Scale and form are key considerations that inform the thematic whole, as does an acknowledgement of the material and geological qualities of the clay itself. Reduction firing techniques draw out and celebrate the colour of the clay as also indices of connectedness to place.
Installed high on a wall across from the central table is a signature work by the artist: a rendition of a sheela na gig. This piece refers to a deeply mysterious iconographical tradition of an architectural grotesque found across Europe and originating from the 11th century. In this configuration it appears both whimsical and conceptually grounding, spanning cultural and spiritual histories as it also watches over the exhibition.

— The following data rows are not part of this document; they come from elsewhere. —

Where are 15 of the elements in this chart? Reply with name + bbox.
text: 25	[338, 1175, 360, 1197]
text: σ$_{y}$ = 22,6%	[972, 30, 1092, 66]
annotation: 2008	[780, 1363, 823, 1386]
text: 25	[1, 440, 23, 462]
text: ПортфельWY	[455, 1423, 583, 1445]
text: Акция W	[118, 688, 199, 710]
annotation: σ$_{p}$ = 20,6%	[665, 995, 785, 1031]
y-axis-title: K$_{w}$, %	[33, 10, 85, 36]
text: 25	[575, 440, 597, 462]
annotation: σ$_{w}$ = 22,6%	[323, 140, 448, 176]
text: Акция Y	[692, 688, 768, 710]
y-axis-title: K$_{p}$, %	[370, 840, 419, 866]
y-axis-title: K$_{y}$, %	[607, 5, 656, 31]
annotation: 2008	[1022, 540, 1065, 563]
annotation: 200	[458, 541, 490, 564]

The films make incisive, hilarious and relatable commentary on a range of social complexities, some of which are much larger and very serious in scale. In one of the works, a spoon full of water is carried from St Clair beach to the Arabian Desert in an effort to counteract sea-level rise. In another, the design for a self-contained vehicle (where the toilet unit is a portable shrub) is undergoing regulatory inspection.
Satirical, down-to-earth and honest, this exhibition approaches wicked problems and everyday frustrations of just being in the world. Taken to exaggeration, in Joynt’s work, Agree (2023), for example, the bureaucratical becomes ontological: "Tick box the box to proceed. Ticking the box confirms that you agree. If you do not tick the box then you will go NO further."
Riparian field drawings are translated and cast in bronze, then framed and installed like windows. The viewer is invited to turn them over in turn, creating a play of light and shadow, while tiny percussive kōhatu scatter down their surfaces.
In the centre of the exhibition is a single bell, inscribed with a composite of leaf litter and ground matter. It becomes a call to listen and a location marker, in the way that mokomoko are indicators in connected ecologies.
The bronze mokomoko are exquisitely rendered, with the waxy casting process capturing life-like qualities and tell-tale marks: horizontal lines or scale patterning that distinguish geckos from skinks, for example. Two splash cymbals are an invitation for the audience to play and to listen to the works, and we are given harakeke and tī kōuka to do so.
In panoramic form, Kikkawa’s signature calligraphic drawing practice is a scrolling network that extends skywards, reaches laterally, and is tethered, as if to anchor compositional flurries that expand at its junctures. There is a significant tension in the scale of the piece too: the swathe of white paper contains immense detail and incredible intricacy.
The experience of viewing the mark-making up close evokes a sense of wonderment: abstract biomorphic form becomes mineral, cloud or animal alike, and cities become forests or birds or spiralling helicopters.
A discordant quality is often counterbalanced in Kikkawa’s intuitively guided practice and there are elements of this sensibility here too: in the softness of an atonal soundscape, in asymmetry, and in a game that will take on a life of its own.